Nel 1847 la chiesa, sullo stile delle basiliche lombarde con copertura a vista, per opera del Parroco don Francesco Mabellini, venne ampliata in altezza e lunghezza, mentre la facciata fu completata nel 1907, su disegno di Marsilio Vaglia, secondo linee di sobria eleganza (Fig. 1). Il finestrone centrale fu trasformato in rosone durante i lavori di riparazione eseguiti attorno al 1950. Questo rosone venne previsto in pietra, raffigurante il Pellicano (Cristo o la Chiesa) che nutre i suoi piccoli. Ad opera realizzata ci si accorse che la chiesa avrebbe perso in luminosità e pertanto lo si sostituì con quello attuale, opera di laboratorio veronese, grazie al munifico intervento di Pietro Liberini; mentre l’originale venne murato sulla facciata della vicina Canonica (Fig. 2).

Anfo appartenne alla Pieve di Idro, dalla quale si andò emancipando fin dal secolo XV, quando Giovanni Treboldi dotò di un lascito per la celebrazione di messe giornaliere la chiesetta di San Giovanni, forse la primitiva chiesa sull’area della quale fu poi edificata l’attuale. Il lascito fu ricordato in una lapide murata sulla parete esterna nord della chiesa (Fig. 3).

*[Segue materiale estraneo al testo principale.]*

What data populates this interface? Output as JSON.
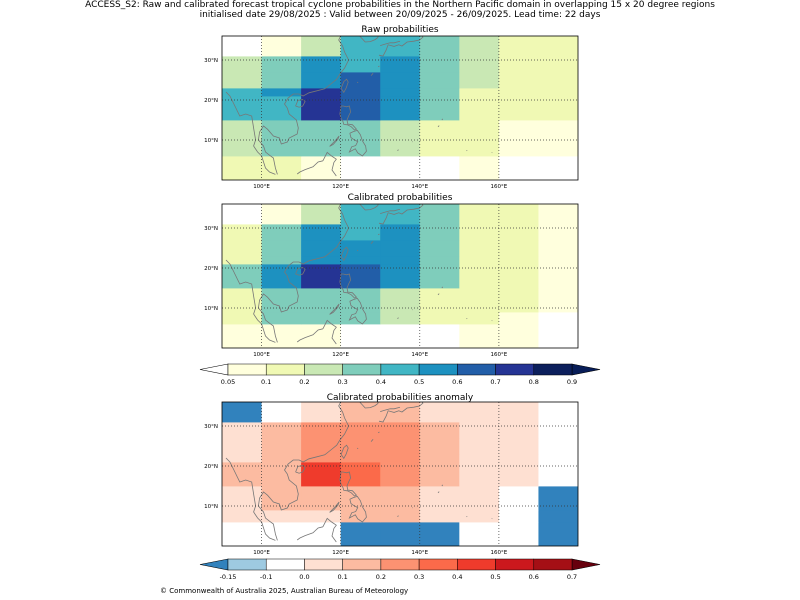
{
  "header": {
    "line1": "ACCESS_S2: Raw and calibrated forecast tropical cyclone probabilities in the Northern Pacific domain in overlapping 15 x 20 degree regions",
    "line2": "initialised date 29/08/2025 :  Valid between 20/09/2025 - 26/09/2025. Lead time: 22 days"
  },
  "footer": {
    "copyright": "© Commonwealth of Australia 2025, Australian Bureau of Meteorology"
  },
  "colors": {
    "coastline": "#777777",
    "frame": "#000000",
    "prob_levels": [
      "#ffffdd",
      "#f0f9b4",
      "#c9e8b4",
      "#7fcdbb",
      "#41b6c4",
      "#1d91c0",
      "#225ea8",
      "#253494",
      "#0c1f5c"
    ],
    "prob_under": "#ffffff",
    "prob_over": "#081d58",
    "anom_levels": [
      "#9ecae1",
      "#ffffff",
      "#fee0d2",
      "#fcbba1",
      "#fc9272",
      "#fb6a4a",
      "#ef3b2c",
      "#cb181d",
      "#a50f15"
    ],
    "anom_under": "#3182bd",
    "anom_over": "#67000d"
  },
  "chart_data": [
    {
      "type": "heatmap",
      "id": "raw",
      "title": "Raw probabilities",
      "xlim": [
        90,
        180
      ],
      "ylim": [
        0,
        36
      ],
      "x_edges": [
        90,
        100,
        110,
        120,
        130,
        140,
        150,
        160,
        170,
        180
      ],
      "y_edges": [
        0,
        6,
        9,
        15,
        21,
        23,
        27,
        31,
        36
      ],
      "x_ticks": [
        {
          "value": 100,
          "label": "100°E"
        },
        {
          "value": 120,
          "label": "120°E"
        },
        {
          "value": 140,
          "label": "140°E"
        },
        {
          "value": 160,
          "label": "160°E"
        }
      ],
      "y_ticks": [
        {
          "value": 10,
          "label": "10°N"
        },
        {
          "value": 20,
          "label": "20°N"
        },
        {
          "value": 30,
          "label": "30°N"
        }
      ],
      "grid": true,
      "rows": [
        [
          0.15,
          0.15,
          0.05,
          0.0,
          0.0,
          0.0,
          0.05,
          0.0,
          0.0
        ],
        [
          0.25,
          0.35,
          0.35,
          0.35,
          0.25,
          0.15,
          0.15,
          0.05,
          0.05
        ],
        [
          0.25,
          0.35,
          0.35,
          0.35,
          0.25,
          0.15,
          0.15,
          0.05,
          0.05
        ],
        [
          0.45,
          0.45,
          0.75,
          0.65,
          0.55,
          0.35,
          0.15,
          0.15,
          0.15
        ],
        [
          0.45,
          0.55,
          0.75,
          0.65,
          0.55,
          0.35,
          0.15,
          0.15,
          0.15
        ],
        [
          0.25,
          0.35,
          0.55,
          0.65,
          0.55,
          0.35,
          0.25,
          0.15,
          0.15
        ],
        [
          0.25,
          0.35,
          0.55,
          0.45,
          0.55,
          0.35,
          0.25,
          0.15,
          0.15
        ],
        [
          0.0,
          0.05,
          0.25,
          0.45,
          0.45,
          0.35,
          0.25,
          0.15,
          0.15
        ]
      ]
    },
    {
      "type": "heatmap",
      "id": "calibrated",
      "title": "Calibrated probabilities",
      "xlim": [
        90,
        180
      ],
      "ylim": [
        0,
        36
      ],
      "x_edges": [
        90,
        100,
        110,
        120,
        130,
        140,
        150,
        160,
        170,
        180
      ],
      "y_edges": [
        0,
        6,
        9,
        15,
        21,
        23,
        27,
        31,
        36
      ],
      "x_ticks": [
        {
          "value": 100,
          "label": "100°E"
        },
        {
          "value": 120,
          "label": "120°E"
        },
        {
          "value": 140,
          "label": "140°E"
        },
        {
          "value": 160,
          "label": "160°E"
        }
      ],
      "y_ticks": [
        {
          "value": 10,
          "label": "10°N"
        },
        {
          "value": 20,
          "label": "20°N"
        },
        {
          "value": 30,
          "label": "30°N"
        }
      ],
      "grid": true,
      "rows": [
        [
          0.05,
          0.05,
          0.05,
          0.0,
          0.0,
          0.0,
          0.05,
          0.05,
          0.0
        ],
        [
          0.15,
          0.35,
          0.35,
          0.35,
          0.25,
          0.15,
          0.15,
          0.05,
          0.0
        ],
        [
          0.15,
          0.35,
          0.35,
          0.35,
          0.25,
          0.15,
          0.15,
          0.15,
          0.05
        ],
        [
          0.35,
          0.55,
          0.75,
          0.65,
          0.55,
          0.35,
          0.15,
          0.15,
          0.05
        ],
        [
          0.15,
          0.35,
          0.55,
          0.55,
          0.55,
          0.35,
          0.15,
          0.15,
          0.05
        ],
        [
          0.15,
          0.35,
          0.55,
          0.55,
          0.55,
          0.35,
          0.15,
          0.15,
          0.05
        ],
        [
          0.15,
          0.35,
          0.55,
          0.45,
          0.55,
          0.35,
          0.15,
          0.15,
          0.05
        ],
        [
          0.0,
          0.05,
          0.25,
          0.45,
          0.45,
          0.35,
          0.15,
          0.15,
          0.05
        ]
      ]
    },
    {
      "type": "heatmap",
      "id": "anomaly",
      "title": "Calibrated probabilities anomaly",
      "xlim": [
        90,
        180
      ],
      "ylim": [
        0,
        36
      ],
      "x_edges": [
        90,
        100,
        110,
        120,
        130,
        140,
        150,
        160,
        170,
        180
      ],
      "y_edges": [
        0,
        6,
        9,
        15,
        21,
        23,
        27,
        31,
        36
      ],
      "x_ticks": [
        {
          "value": 100,
          "label": "100°E"
        },
        {
          "value": 120,
          "label": "120°E"
        },
        {
          "value": 140,
          "label": "140°E"
        },
        {
          "value": 160,
          "label": "160°E"
        }
      ],
      "y_ticks": [
        {
          "value": 10,
          "label": "10°N"
        },
        {
          "value": 20,
          "label": "20°N"
        },
        {
          "value": 30,
          "label": "30°N"
        }
      ],
      "grid": true,
      "rows": [
        [
          -0.05,
          -0.05,
          -0.05,
          -0.2,
          -0.2,
          -0.2,
          -0.05,
          -0.05,
          -0.2
        ],
        [
          0.0,
          0.0,
          0.05,
          0.15,
          0.15,
          0.05,
          0.0,
          -0.05,
          -0.2
        ],
        [
          0.0,
          0.15,
          0.15,
          0.15,
          0.15,
          0.05,
          0.0,
          -0.05,
          -0.2
        ],
        [
          0.15,
          0.15,
          0.45,
          0.35,
          0.25,
          0.15,
          0.0,
          0.0,
          -0.05
        ],
        [
          0.0,
          0.15,
          0.25,
          0.25,
          0.25,
          0.15,
          0.0,
          0.0,
          -0.05
        ],
        [
          0.0,
          0.15,
          0.25,
          0.25,
          0.25,
          0.15,
          0.0,
          0.0,
          -0.05
        ],
        [
          0.0,
          0.15,
          0.25,
          0.25,
          0.25,
          0.15,
          0.05,
          0.0,
          -0.05
        ],
        [
          -0.2,
          -0.05,
          0.05,
          0.15,
          0.15,
          0.05,
          0.05,
          0.0,
          -0.05
        ]
      ]
    }
  ],
  "colorbars": [
    {
      "id": "prob",
      "boundaries": [
        0.05,
        0.1,
        0.2,
        0.3,
        0.4,
        0.5,
        0.6,
        0.7,
        0.8,
        0.9
      ],
      "tick_labels": [
        "0.05",
        "0.1",
        "0.2",
        "0.3",
        "0.4",
        "0.5",
        "0.6",
        "0.7",
        "0.8",
        "0.9"
      ],
      "extend": "both"
    },
    {
      "id": "anom",
      "boundaries": [
        -0.15,
        -0.1,
        0.0,
        0.1,
        0.2,
        0.3,
        0.4,
        0.5,
        0.6,
        0.7
      ],
      "tick_labels": [
        "-0.15",
        "-0.1",
        "0.0",
        "0.1",
        "0.2",
        "0.3",
        "0.4",
        "0.5",
        "0.6",
        "0.7"
      ],
      "extend": "both"
    }
  ]
}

L’interno è a navata unica, con un’abside molto spaziosa che ospita l’altare Maggiore (Fig. 4). I quattro altari laterali sono dislocati nella prima metà della navata; segue, sulla parete sud, il maestoso organo, fronteggiato sulla parete nord da una piccola controcantoria e dalla cappella che ospita il fonte battesimale.

La decorazione interna è stata eseguita dal 1958 al 1963 da Vittorio Trainini e dal suo discepolo Giacomo Olini inoccasione dei restauri promossi dal Parroco don Francesco Inverardi. L’intervento pittorico si sovrappose alla decorazione precedente effettuata nel 1913 da Eliodoro Coccoli per incarico di don Francesco Capitanio: di essa rimane documentazione in alcune fotografie d’epoca oltre che in bozzetti acquerellati di pregevole fattura  

Durante i lavori di fine anni ’50 nel presbiterio vennero portati alla luce e restaurati i resti di antichi affreschi: una Addolorata, S. Pietro, S. Paolo, a sinistra, S. Defendente e S. Lorenzo a destra.